Novavax Inc., a Columbia biotechnology company, reported a rocky fiscal third quarter yesterday, with revenue down 50 percent and a net loss widening by $4.2 million because of poor sales of its two top products, a prenatal vitamin line and an antibacterial cream.

The company said it lost $6.7 million (27 cents per share) in the quarter ended Sept. 30, compared with a loss of $2.5 million (11 cents) in the year-earlier period. Revenue fell to $2.5 million from $5 million, reflecting heightened competition from generic drugs and reduced spending on marketing.

More worrisome, industry analysts said, is the company's financial standing: Novavax said it has $7.6 million in cash on hand, a small amount for a high-expense biotechnology company that has yet to turn a profit. The need for cash is likely to accelerate. Company officials said in a conference call that they may soon launch advanced human tests on one of their leading drug candidates, which typically requires enormous capital.

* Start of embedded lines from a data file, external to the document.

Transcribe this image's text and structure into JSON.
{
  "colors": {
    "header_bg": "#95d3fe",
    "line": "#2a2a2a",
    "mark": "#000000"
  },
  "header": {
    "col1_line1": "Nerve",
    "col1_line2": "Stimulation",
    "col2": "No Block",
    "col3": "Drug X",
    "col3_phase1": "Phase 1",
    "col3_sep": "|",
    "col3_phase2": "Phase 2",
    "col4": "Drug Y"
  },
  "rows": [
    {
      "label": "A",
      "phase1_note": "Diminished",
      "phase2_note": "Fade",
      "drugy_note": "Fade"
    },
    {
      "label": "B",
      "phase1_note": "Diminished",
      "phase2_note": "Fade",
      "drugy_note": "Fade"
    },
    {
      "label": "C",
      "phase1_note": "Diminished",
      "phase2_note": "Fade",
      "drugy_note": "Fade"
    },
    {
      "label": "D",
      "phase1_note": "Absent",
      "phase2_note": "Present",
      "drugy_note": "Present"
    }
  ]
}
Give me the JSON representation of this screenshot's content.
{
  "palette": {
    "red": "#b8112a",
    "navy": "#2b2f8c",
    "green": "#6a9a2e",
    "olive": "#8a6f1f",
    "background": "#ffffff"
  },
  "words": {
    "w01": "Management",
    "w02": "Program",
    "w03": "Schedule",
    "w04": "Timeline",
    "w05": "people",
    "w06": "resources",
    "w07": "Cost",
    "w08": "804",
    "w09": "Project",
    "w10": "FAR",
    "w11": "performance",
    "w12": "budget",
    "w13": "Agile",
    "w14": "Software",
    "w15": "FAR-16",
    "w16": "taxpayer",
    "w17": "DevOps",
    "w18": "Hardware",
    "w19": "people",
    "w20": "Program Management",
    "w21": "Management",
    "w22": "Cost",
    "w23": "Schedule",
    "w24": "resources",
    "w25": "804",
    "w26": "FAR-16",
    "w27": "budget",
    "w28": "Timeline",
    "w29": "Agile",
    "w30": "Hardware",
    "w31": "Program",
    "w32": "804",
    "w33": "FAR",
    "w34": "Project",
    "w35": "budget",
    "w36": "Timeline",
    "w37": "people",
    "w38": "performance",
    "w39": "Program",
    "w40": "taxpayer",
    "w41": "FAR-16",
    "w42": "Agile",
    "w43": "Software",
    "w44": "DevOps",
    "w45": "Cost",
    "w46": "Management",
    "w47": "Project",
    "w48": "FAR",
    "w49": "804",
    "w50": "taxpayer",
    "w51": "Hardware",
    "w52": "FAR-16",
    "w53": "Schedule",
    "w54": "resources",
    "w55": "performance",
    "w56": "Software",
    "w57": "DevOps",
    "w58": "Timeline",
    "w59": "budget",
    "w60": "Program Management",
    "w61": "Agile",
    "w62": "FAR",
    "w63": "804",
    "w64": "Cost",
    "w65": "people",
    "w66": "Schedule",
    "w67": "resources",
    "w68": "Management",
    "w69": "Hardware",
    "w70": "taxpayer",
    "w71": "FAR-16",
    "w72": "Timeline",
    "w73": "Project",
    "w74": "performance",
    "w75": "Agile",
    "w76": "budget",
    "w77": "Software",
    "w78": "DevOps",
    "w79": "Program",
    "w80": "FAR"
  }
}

Acting chief executive Mitchell J. Kelly said Novavax is scaling back operating expenses to preserve cash and is trying to quickly raise money through private or public financing. But it is a difficult time to raise money in the biotechnology sector. Novavax expects to spend about $1.5 million a month in the fourth quarter, leaving it with only $3 million at year's end unless it finds more financing.

"That's not a heck of a lot of money," said Kenneth Trbivoch, an analyst at C.E. Unterberg, Towbin. Trbivoch believes that King Pharmaceuticals Inc., which owns 16 percent of Novavax, will offer financing if Novavax runs out of money.

"We are spending wisely," Kelly said. "We are looking to control costs wherever we can."

It's been a turbulent year for Novavax. The chief executive and chief operating officer left earlier this year, although the company says the departures were amicable. In April the company withdrew its application for federal approval of Estrasorb, a topical estrogen-replacement therapy, because the Food and Drug Administration raised questions about manufacturing plans. Analysts say the therapy may eventually fuel a $200 million market for short-term estrogen-only therapy, which treats symptoms of menopause.

Novavax resubmitted its application last month and said yesterday that the FDA has accepted the latest filing for review. Kelly said the company plans to launch intensive human tests on its experimental testosterone-replacement therapy, Androsorb, next year.

Kelly, who became acting CEO in September, said the company hopes to select a new chief executive by early 2003.